Here, being stable means that if two elements from two different input ranges compare equal,
the one whose input range appears first in `rs`

will appear first in the output.

The fix is to introduce a unique index for each input range to serve as the tie breaker:

```
struct index_subrange_t : public subrange_t {
std::size_t index{}; // tie-breaker
// ... add the necessary constructors ...
};
std::vector<index_subrange_t> sub_rs;
std::size_t i = 0;
for (auto&& r: rs) {
index_subrange_t sub_r{r};
if (!sub_r.empty()) {
sub_r.index = i++;
sub_rs.push_back(std::move(sub_r));
}
}
```

and modify the comparison function:

```
auto cmp_rg = [](const index_subrange_t& lhs, const index_subrange_t& rhs) {
const auto& top1 = *lhs.begin();
const auto& top2 = *rhs.begin();
if (top2 < top1) return true;
else if (top1 < top2) return false;
else return rhs.index < lhs.index;
};
```

## Algorithm selection

While heap-based algorithms give the best time complexity, they aren’t necessarily the fastest when `k`

isn’t big.
This is because moving items around the heap, while cheap, isn’t free.
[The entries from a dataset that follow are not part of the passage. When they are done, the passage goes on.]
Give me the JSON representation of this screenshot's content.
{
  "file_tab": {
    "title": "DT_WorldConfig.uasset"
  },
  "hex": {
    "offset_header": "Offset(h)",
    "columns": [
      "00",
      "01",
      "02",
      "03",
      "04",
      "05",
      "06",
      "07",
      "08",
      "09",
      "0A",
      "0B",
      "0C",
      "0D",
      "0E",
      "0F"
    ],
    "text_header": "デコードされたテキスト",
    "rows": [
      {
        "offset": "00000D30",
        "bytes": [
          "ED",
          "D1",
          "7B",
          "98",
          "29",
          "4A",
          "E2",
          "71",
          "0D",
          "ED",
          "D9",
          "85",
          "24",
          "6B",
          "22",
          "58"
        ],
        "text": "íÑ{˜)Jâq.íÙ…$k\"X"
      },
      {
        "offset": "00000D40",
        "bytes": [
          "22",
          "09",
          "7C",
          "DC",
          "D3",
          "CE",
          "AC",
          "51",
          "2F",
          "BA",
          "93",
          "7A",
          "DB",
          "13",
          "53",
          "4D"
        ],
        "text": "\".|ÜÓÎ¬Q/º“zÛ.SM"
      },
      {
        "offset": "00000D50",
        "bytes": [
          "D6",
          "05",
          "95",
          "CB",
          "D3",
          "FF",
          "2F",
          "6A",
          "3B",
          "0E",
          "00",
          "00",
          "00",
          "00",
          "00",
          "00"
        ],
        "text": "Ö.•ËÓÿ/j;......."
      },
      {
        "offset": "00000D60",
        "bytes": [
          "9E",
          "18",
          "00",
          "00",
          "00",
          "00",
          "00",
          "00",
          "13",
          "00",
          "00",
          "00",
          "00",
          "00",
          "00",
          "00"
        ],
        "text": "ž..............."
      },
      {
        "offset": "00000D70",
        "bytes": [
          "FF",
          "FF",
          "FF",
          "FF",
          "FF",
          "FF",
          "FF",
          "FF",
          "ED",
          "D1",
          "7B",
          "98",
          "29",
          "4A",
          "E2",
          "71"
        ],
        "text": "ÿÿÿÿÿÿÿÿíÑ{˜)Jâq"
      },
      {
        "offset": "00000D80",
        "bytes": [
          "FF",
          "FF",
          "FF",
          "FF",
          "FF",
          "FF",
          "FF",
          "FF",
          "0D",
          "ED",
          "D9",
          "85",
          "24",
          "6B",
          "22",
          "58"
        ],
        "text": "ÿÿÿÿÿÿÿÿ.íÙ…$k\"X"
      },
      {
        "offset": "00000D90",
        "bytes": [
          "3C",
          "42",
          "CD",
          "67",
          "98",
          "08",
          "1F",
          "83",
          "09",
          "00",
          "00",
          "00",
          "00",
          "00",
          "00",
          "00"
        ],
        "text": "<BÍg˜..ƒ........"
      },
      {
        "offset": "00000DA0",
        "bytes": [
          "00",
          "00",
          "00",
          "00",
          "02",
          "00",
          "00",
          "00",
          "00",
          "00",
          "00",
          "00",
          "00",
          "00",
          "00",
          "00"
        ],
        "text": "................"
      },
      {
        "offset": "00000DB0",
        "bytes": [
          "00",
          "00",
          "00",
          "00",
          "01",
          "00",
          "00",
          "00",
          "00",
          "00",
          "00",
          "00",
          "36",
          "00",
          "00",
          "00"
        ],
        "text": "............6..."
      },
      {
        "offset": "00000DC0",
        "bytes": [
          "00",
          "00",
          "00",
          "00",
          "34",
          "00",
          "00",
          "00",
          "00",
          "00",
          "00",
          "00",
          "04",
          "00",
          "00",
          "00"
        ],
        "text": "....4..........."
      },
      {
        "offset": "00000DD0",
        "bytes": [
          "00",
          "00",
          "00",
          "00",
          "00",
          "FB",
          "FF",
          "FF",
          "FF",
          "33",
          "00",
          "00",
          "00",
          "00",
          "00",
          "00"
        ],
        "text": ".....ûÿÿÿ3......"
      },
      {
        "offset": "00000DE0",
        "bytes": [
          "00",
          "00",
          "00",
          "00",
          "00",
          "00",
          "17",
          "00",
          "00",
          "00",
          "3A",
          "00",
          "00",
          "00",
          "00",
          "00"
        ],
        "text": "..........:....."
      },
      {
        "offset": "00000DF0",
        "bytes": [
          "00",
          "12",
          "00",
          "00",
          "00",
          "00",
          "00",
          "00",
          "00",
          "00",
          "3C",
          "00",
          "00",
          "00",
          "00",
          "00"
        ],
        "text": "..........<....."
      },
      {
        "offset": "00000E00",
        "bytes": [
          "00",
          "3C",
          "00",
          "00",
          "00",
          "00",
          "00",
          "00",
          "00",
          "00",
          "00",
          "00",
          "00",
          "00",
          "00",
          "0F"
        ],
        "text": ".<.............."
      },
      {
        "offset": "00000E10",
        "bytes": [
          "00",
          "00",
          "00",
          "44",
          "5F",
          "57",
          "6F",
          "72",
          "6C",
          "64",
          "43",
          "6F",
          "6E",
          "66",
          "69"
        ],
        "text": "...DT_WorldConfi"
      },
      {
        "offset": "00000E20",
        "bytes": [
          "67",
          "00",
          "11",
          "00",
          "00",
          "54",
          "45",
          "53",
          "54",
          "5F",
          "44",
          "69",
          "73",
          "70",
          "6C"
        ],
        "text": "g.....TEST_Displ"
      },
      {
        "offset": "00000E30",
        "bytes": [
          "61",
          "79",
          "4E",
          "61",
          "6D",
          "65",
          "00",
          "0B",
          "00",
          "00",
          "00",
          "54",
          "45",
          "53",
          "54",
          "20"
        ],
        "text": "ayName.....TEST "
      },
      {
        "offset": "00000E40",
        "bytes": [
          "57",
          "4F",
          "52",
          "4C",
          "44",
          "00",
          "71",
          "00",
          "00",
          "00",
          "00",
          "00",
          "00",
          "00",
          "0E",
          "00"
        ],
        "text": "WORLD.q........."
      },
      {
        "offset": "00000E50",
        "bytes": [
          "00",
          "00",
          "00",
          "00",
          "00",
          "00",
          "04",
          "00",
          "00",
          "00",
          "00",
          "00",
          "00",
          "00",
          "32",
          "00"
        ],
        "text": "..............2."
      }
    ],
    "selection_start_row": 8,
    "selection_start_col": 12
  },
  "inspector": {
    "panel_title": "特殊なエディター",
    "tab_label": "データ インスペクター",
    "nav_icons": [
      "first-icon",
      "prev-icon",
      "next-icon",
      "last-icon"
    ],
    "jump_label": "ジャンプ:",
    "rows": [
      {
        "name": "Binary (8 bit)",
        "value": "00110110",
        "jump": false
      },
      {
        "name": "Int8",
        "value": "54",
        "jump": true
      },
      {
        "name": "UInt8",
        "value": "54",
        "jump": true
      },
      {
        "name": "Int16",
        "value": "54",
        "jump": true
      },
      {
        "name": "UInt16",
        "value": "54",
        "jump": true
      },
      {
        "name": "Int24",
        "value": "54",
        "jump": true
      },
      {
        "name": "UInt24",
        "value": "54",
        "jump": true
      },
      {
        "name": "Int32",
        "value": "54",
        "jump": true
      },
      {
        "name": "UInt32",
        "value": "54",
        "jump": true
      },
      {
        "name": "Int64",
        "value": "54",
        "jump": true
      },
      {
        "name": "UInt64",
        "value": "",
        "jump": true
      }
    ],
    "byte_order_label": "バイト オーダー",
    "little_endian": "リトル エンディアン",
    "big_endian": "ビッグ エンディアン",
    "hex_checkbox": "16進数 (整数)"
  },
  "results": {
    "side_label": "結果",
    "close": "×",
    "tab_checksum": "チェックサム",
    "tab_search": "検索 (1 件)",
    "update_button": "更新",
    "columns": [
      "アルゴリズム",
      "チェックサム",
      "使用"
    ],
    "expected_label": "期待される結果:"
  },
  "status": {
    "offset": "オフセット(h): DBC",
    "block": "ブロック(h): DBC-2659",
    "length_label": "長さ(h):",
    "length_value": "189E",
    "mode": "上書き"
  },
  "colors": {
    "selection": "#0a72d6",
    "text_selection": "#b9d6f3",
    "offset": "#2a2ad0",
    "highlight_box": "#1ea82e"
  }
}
What we can do it to choose the algorithm based on `k`

: only employ the heap algorithm when `k`

reaches some predefined threshold.

In fact, while we are at it:

- If
`k == 0`

, call it a day! - Else If
`k == 1`

, simply`std::ranges::copy`

to output - Else If
`k == 2`

, use`std::ranges::merge`

- Else If
`k < THRESHOLD`

, use linear scanning - Else, use heap

In addition, we won’t just select algorithm one-off at the start; we keep re-evaluating whether we should switch algo each time `k`

changes - decreases by 1 when an input range becomes empty and is removed from `sub_rs`

.

In fact, if you check the actual implementations (libstdc++, libc++) of `std::merge`

, you’ll see that they fallback to `std::copy`

whenever an input range becomes empty. Essentially the same idea.